A handyman said: “I wouldn’t know who to vote for. I don’t trust any of them as far as I could throw them. There’s a lot of apathy about it, to be honest.
“People just can’t be bothered. They’ve got more important things to think about than politics.
“The politicians don’t do anything for round here. She was too busy doing television shows, and deciding when to resign.
“I’ve had somebody round from Labour and somebody round from the Lib Dems, but I’ve not seen the Conservative one. They’re not interested in round here. They just line their own pockets. They get voted in and they get £80,000 a year. A lot more than ordinary people get.”
Several people mentioned Gareth Mackey, a former Conservative who is standing as an Independent in the by-election and now chairs the Independent group on Central Bedfordshire Council, where in May the Independents replaced the Conservatives as the largest group.
But no one seemed to believe in him enough to vote for him. Nor is there any discernible bandwagon rolling for either Labour or the Lib Dems. At this rate they could cancel each other out and let the Conservative win.
There are still four weeks to go until polling day on 19th October. If the Government does something astonishingly offensive to public opinion between now and then, perhaps enough voters in Mid Bedfordshire will be seized with an overpowering desire to punish it, and will work out which of the two main challengers is to serve as their instrument of vengeance.

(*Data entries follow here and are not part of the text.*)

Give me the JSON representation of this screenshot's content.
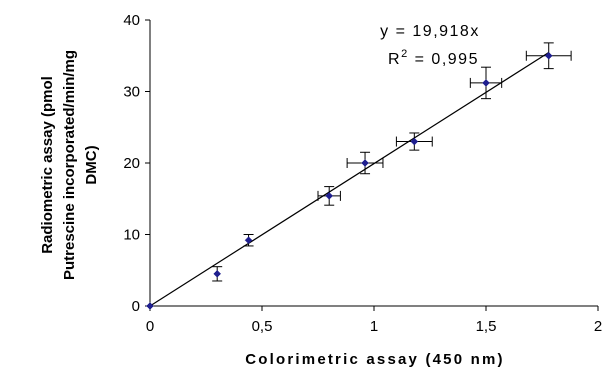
{
  "chart_data": {
    "type": "scatter",
    "title": "",
    "xlabel": "Colorimetric assay (450 nm)",
    "ylabel_lines": [
      "Radiometric assay (pmol",
      "Putrescine incorporated/min/mg",
      "DMC)"
    ],
    "xlim": [
      0,
      2
    ],
    "ylim": [
      0,
      40
    ],
    "x_ticks": [
      0,
      0.5,
      1,
      1.5,
      2
    ],
    "x_tick_labels": [
      "0",
      "0,5",
      "1",
      "1,5",
      "2"
    ],
    "y_ticks": [
      0,
      10,
      20,
      30,
      40
    ],
    "y_tick_labels": [
      "0",
      "10",
      "20",
      "30",
      "40"
    ],
    "grid": false,
    "legend": "none",
    "series": [
      {
        "marker": "diamond",
        "color": "#1f1f8f",
        "points": [
          {
            "x": 0.0,
            "y": 0.0,
            "xerr": 0.0,
            "yerr": 0.0
          },
          {
            "x": 0.3,
            "y": 4.5,
            "xerr": 0.0,
            "yerr": 1.0
          },
          {
            "x": 0.44,
            "y": 9.2,
            "xerr": 0.0,
            "yerr": 0.8
          },
          {
            "x": 0.8,
            "y": 15.4,
            "xerr": 0.05,
            "yerr": 1.3
          },
          {
            "x": 0.96,
            "y": 20.0,
            "xerr": 0.08,
            "yerr": 1.5
          },
          {
            "x": 1.18,
            "y": 23.0,
            "xerr": 0.08,
            "yerr": 1.2
          },
          {
            "x": 1.5,
            "y": 31.2,
            "xerr": 0.07,
            "yerr": 2.2
          },
          {
            "x": 1.78,
            "y": 35.0,
            "xerr": 0.1,
            "yerr": 1.8
          }
        ]
      }
    ],
    "trendline": {
      "slope": 19.918,
      "intercept": 0,
      "x_range": [
        0,
        1.78
      ]
    },
    "annotations": {
      "equation": "y = 19,918x",
      "r2_prefix": "R",
      "r2_sup": "2",
      "r2_suffix": " = 0,995"
    }
  }
}
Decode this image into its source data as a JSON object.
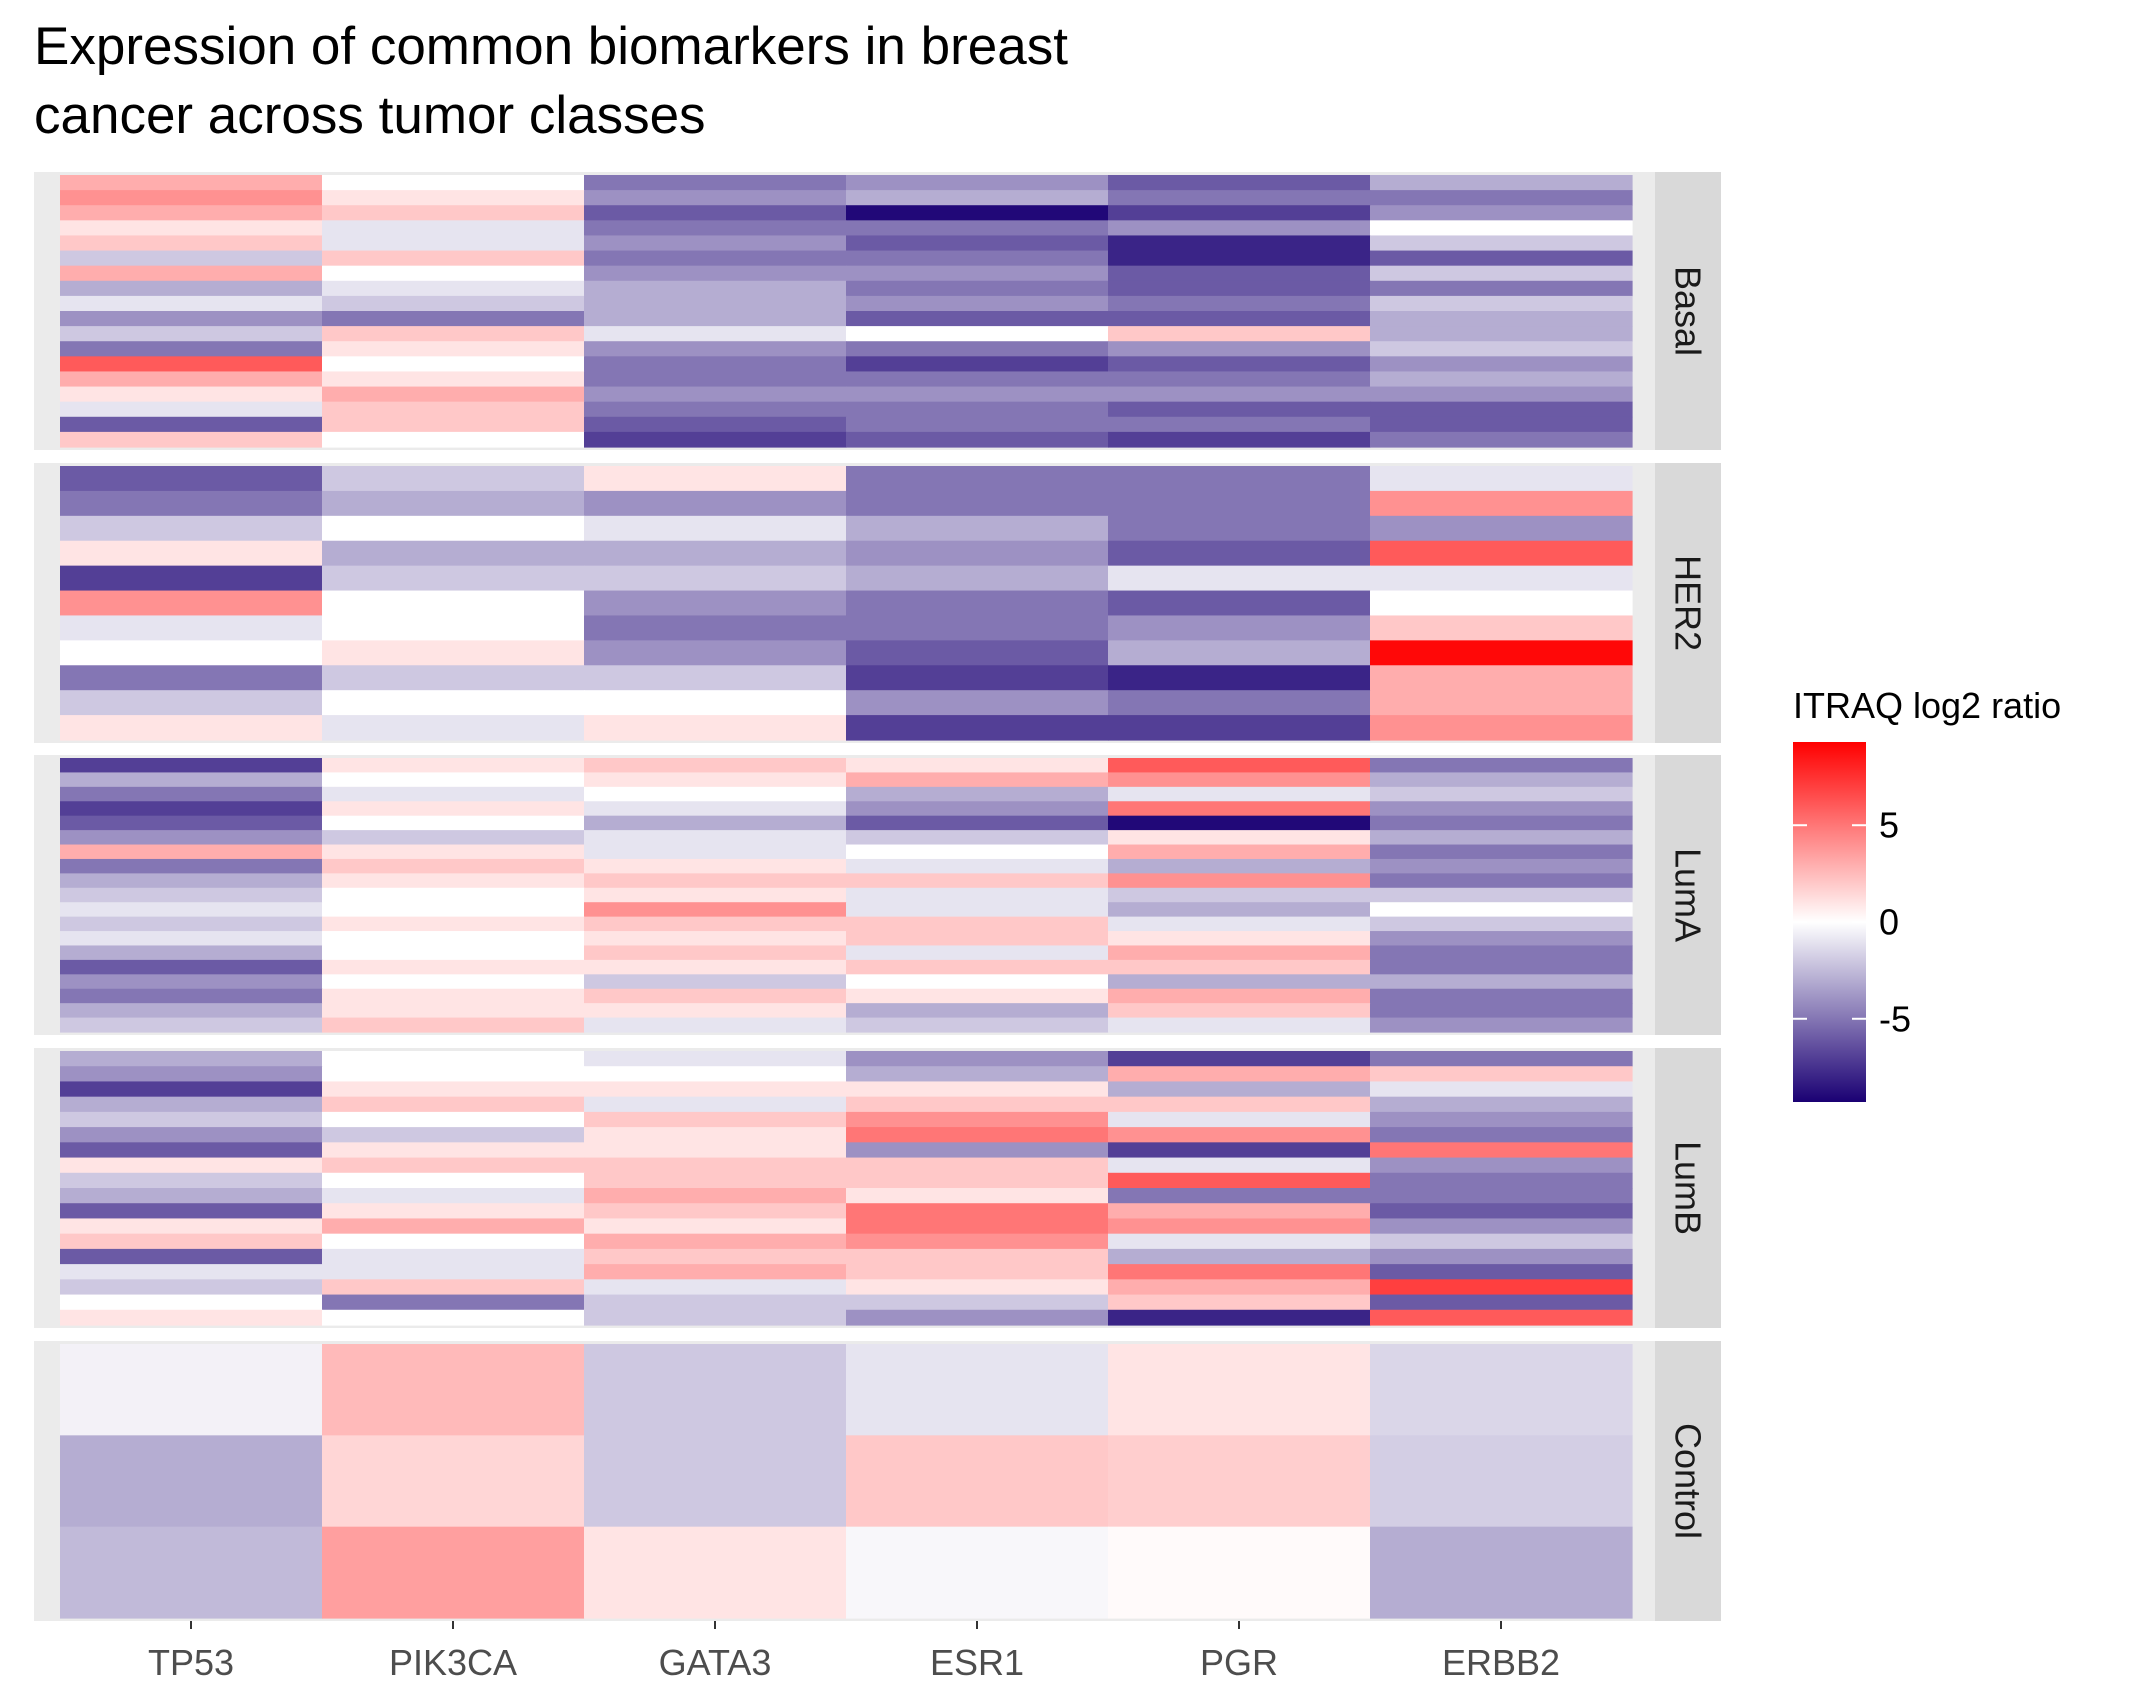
{
  "chart_data": {
    "type": "heatmap",
    "title": "Expression of common biomarkers in breast cancer across tumor classes",
    "title_lines": [
      "Expression of common biomarkers in breast",
      "cancer across tumor classes"
    ],
    "x_categories": [
      "TP53",
      "PIK3CA",
      "GATA3",
      "ESR1",
      "PGR",
      "ERBB2"
    ],
    "color_scale": {
      "title": "ITRAQ log2 ratio",
      "low_color": "#1a0073",
      "mid_color": "#ffffff",
      "high_color": "#ff0000",
      "midpoint": 0,
      "limits": [
        -9.3,
        9.3
      ],
      "breaks": [
        5,
        0,
        -5
      ],
      "break_labels": [
        "5",
        "0",
        "-5"
      ]
    },
    "panels": [
      {
        "name": "Basal",
        "samples": [
          [
            3,
            0,
            -5,
            -4,
            -6,
            -3
          ],
          [
            4,
            1,
            -4,
            -3,
            -5,
            -5
          ],
          [
            3,
            2,
            -6,
            -9,
            -7,
            -4
          ],
          [
            1,
            -1,
            -5,
            -5,
            -4,
            0
          ],
          [
            2,
            -1,
            -4,
            -6,
            -8,
            -2
          ],
          [
            -2,
            2,
            -5,
            -5,
            -8,
            -6
          ],
          [
            3,
            0,
            -4,
            -4,
            -6,
            -2
          ],
          [
            -3,
            -1,
            -3,
            -5,
            -6,
            -5
          ],
          [
            -1,
            -2,
            -3,
            -4,
            -5,
            -2
          ],
          [
            -4,
            -5,
            -3,
            -6,
            -6,
            -3
          ],
          [
            -2,
            2,
            -1,
            0,
            2,
            -3
          ],
          [
            -5,
            1,
            -4,
            -5,
            -4,
            -2
          ],
          [
            6,
            0,
            -5,
            -7,
            -6,
            -4
          ],
          [
            3,
            1,
            -5,
            -5,
            -5,
            -3
          ],
          [
            1,
            3,
            -4,
            -4,
            -4,
            -4
          ],
          [
            -1,
            2,
            -5,
            -5,
            -6,
            -6
          ],
          [
            -6,
            2,
            -6,
            -5,
            -5,
            -6
          ],
          [
            2,
            0,
            -7,
            -6,
            -7,
            -5
          ]
        ]
      },
      {
        "name": "HER2",
        "samples": [
          [
            -6,
            -2,
            1,
            -5,
            -5,
            -1
          ],
          [
            -5,
            -3,
            -4,
            -5,
            -5,
            4
          ],
          [
            -2,
            0,
            -1,
            -3,
            -5,
            -4
          ],
          [
            1,
            -3,
            -3,
            -4,
            -6,
            6
          ],
          [
            -7,
            -2,
            -2,
            -3,
            -1,
            -1
          ],
          [
            4,
            0,
            -4,
            -5,
            -6,
            0
          ],
          [
            -1,
            0,
            -5,
            -5,
            -4,
            2
          ],
          [
            0,
            1,
            -4,
            -6,
            -3,
            9
          ],
          [
            -5,
            -2,
            -2,
            -7,
            -8,
            3
          ],
          [
            -2,
            0,
            0,
            -4,
            -5,
            3
          ],
          [
            1,
            -1,
            1,
            -7,
            -7,
            4
          ]
        ]
      },
      {
        "name": "LumA",
        "samples": [
          [
            -7,
            1,
            2,
            1,
            6,
            -5
          ],
          [
            -3,
            0,
            1,
            3,
            4,
            -3
          ],
          [
            -5,
            -1,
            0,
            -3,
            -1,
            -2
          ],
          [
            -7,
            1,
            -1,
            -4,
            5,
            -4
          ],
          [
            -6,
            0,
            -3,
            -6,
            -9,
            -5
          ],
          [
            -4,
            -2,
            -1,
            -2,
            1,
            -3
          ],
          [
            3,
            1,
            -1,
            0,
            3,
            -5
          ],
          [
            -5,
            2,
            1,
            -1,
            -3,
            -4
          ],
          [
            -3,
            1,
            2,
            2,
            4,
            -5
          ],
          [
            -2,
            0,
            1,
            -1,
            -2,
            -2
          ],
          [
            -1,
            0,
            4,
            -1,
            -3,
            0
          ],
          [
            -2,
            1,
            2,
            2,
            -1,
            -2
          ],
          [
            -1,
            0,
            1,
            2,
            1,
            -4
          ],
          [
            -3,
            0,
            2,
            -1,
            3,
            -5
          ],
          [
            -6,
            1,
            1,
            2,
            2,
            -5
          ],
          [
            -4,
            0,
            -2,
            0,
            -3,
            -3
          ],
          [
            -5,
            1,
            2,
            1,
            3,
            -5
          ],
          [
            -3,
            1,
            1,
            -3,
            2,
            -5
          ],
          [
            -2,
            2,
            -1,
            -2,
            -1,
            -4
          ]
        ]
      },
      {
        "name": "LumB",
        "samples": [
          [
            -3,
            0,
            -1,
            -4,
            -7,
            -5
          ],
          [
            -4,
            0,
            0,
            -3,
            3,
            2
          ],
          [
            -7,
            1,
            1,
            1,
            -3,
            -1
          ],
          [
            -3,
            2,
            -1,
            2,
            2,
            -3
          ],
          [
            -2,
            0,
            2,
            4,
            -1,
            -4
          ],
          [
            -4,
            -2,
            1,
            5,
            4,
            -5
          ],
          [
            -6,
            1,
            1,
            -4,
            -7,
            5
          ],
          [
            1,
            2,
            2,
            2,
            -1,
            -4
          ],
          [
            -2,
            0,
            2,
            2,
            6,
            -5
          ],
          [
            -3,
            -1,
            3,
            1,
            -5,
            -5
          ],
          [
            -6,
            1,
            2,
            5,
            3,
            -6
          ],
          [
            1,
            3,
            1,
            5,
            4,
            -4
          ],
          [
            2,
            0,
            3,
            4,
            -1,
            -2
          ],
          [
            -6,
            -1,
            2,
            2,
            -3,
            -4
          ],
          [
            -1,
            -1,
            3,
            2,
            5,
            -6
          ],
          [
            -2,
            2,
            -1,
            1,
            3,
            7
          ],
          [
            0,
            -5,
            -2,
            -2,
            2,
            -6
          ],
          [
            1,
            0,
            -2,
            -4,
            -8,
            6
          ]
        ]
      },
      {
        "name": "Control",
        "samples": [
          [
            -0.5,
            2.5,
            -2,
            -1,
            1,
            -1.5
          ],
          [
            -3,
            1.5,
            -2,
            2,
            1.8,
            -1.8
          ],
          [
            -2.5,
            3.5,
            1,
            -0.3,
            0.2,
            -3
          ]
        ]
      }
    ],
    "xlabel": "",
    "ylabel": ""
  }
}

But at present, it is hard to detect in this friendly place a revolutionary spirit. Many of the people most opposed to Dorries are disgusted by all politicians, and will not vote.
The deep continuities in English life are difficult to dramatise in the media. Ampthill, in the middle of Bedfordshire, a few miles the other side of the M1 from Milton Keynes, is a place which values its history.
The church contains a memorial to Katherine of Aragon, kept under house arrest by Henry VIII at Ampthill, and another to Colonel Richard Nicolls, born in Ampthill Park, who in 1664 received the surrender of New Amsterdam and renamed it New York, in honour of his friend and commander, the Duke of York, the future James II.
Nicolls died while serving beside the Duke at the Battle of Sole Bay in 1672, and the Dutch cannon ball which killed him is mounted on his monument.
This modest but surprising memorial is adorned by American and British flags, presented by representatives of the United States Air Force, Chicksands, when they left in 1995.
If Mid Bedfordshire surprises us on 19th October, it will most likely do so by refusing to endorse either of the Opposition parties, instead continuing, as it has done since 1931, to support the Conservatives.